- Iron deficiency is a widespread problem that can lead to serious health consequences if not treated. The World Health Organization has stated that iron deficiency is the most significant nutritional disorder in the world. Nearly one-third of the world's population may have iron deficiency anemia, and as many as 8 in 10 may be suffering from an iron deficiency. At this time, iron supplements are the only effective treatment for iron deficiency when dietary sources of iron are not enough or when medical conditions increase iron waste or decrease absorption.
- Iron is essential to normal human physiology, and is an integral part of the functioning of numerous important enzymes and proteins in the human body. Iron is necessary for the transport of oxygen to the cells, and is needed for the regulation of cell differentiation and growth. Nearly two-thirds of iron in the human body is located in the hemoglobin, with smaller amounts held in the myoglobin and in enzymes responsible for certain biochemical reactions. Unneeded iron is stored in proteins for later use.
When dietary sources of iron are insufficient, or medical conditions impair the body's absorption of iron, stores of iron in the body dwindle and symptoms of iron deficiency may occur. If these stores are not replenished, normal functioning of the body cannot take place. Iron supplements work by replenishing the body's stores of iron, thereby reducing the symptoms of iron deficiency and improving overall health and functioning.
- Iron supplements are available in two forms: ferrous iron salts and ferric iron. Ferrous iron is also marketed as ferrous sulfate, ferrous gluconate, and ferrous fumarate, and is more easily absorbed by the human body than ferric iron. All iron supplements contain some amount of elemental iron, which is the amount of iron in the supplement available for absorption. Iron is best absorbed when taken from dietary sources, such as red meats, poultry and fish, but iron supplements are an effective alternative when dietary sources are insufficient or absorption is impaired.

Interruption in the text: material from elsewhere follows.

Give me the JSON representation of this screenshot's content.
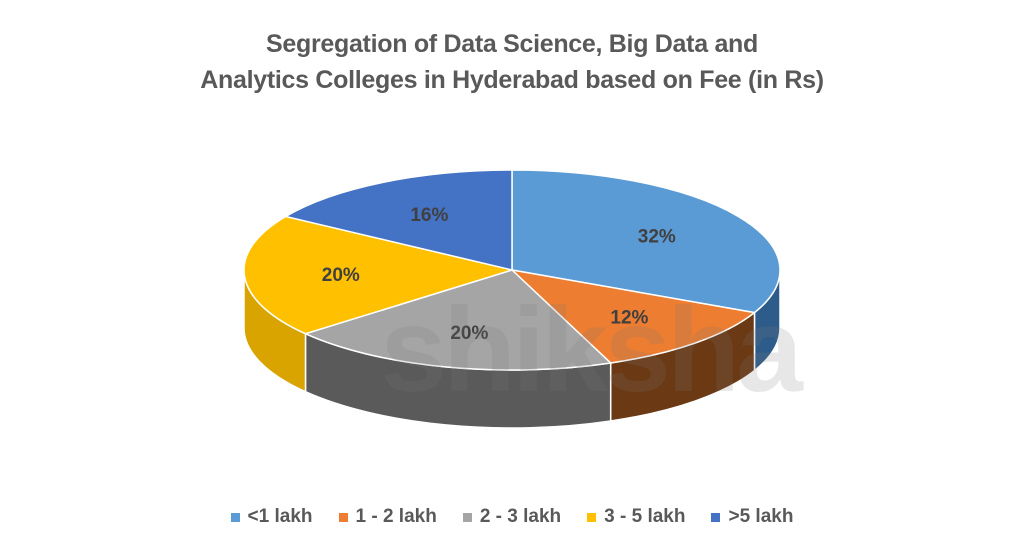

- The number one benefit of iron supplements is their treatment of iron deficiency anemia, a condition that most often affects children, women of childbearing age and pregnant women. People experiencing kidney failure may also develop an iron deficiency, as their kidneys are not able to create a hormone essential for the production of red blood cells. Iron deficiency may cause symptoms such as fatigue, weakness, difficulty maintaining normal body temperature, an inflamed tongue, and decreased cognitive performance. Iron supplements can decrease these symptoms, and are used to treat or prevent the decreased immune function associated with iron deficiency and the potential for impaired cognitive development that is common in iron deficient children.
- Excess iron absorption can result in a variety of serious health consequences, many of which are at least as severe as conditions caused by iron deficiency. One risk of too much iron, iron overload, is a condition typically caused by genetic diseases, such as hemochromatosis. Iron overload causes iron to be stored in the heart, liver, and other organs, and can lead to heart failure and liver cirrhosis. Iron overload can also be caused by repeated blood transfusions. Because only small amounts of iron are excreted from the body, iron can accumulate in the organs and tissues and iron toxicity can develop rapidly. Iron toxicity, which can be fatal, is especially prevalent in children who have swallowed iron supplements belonging to an adult. Iron toxicity is a medical emergency.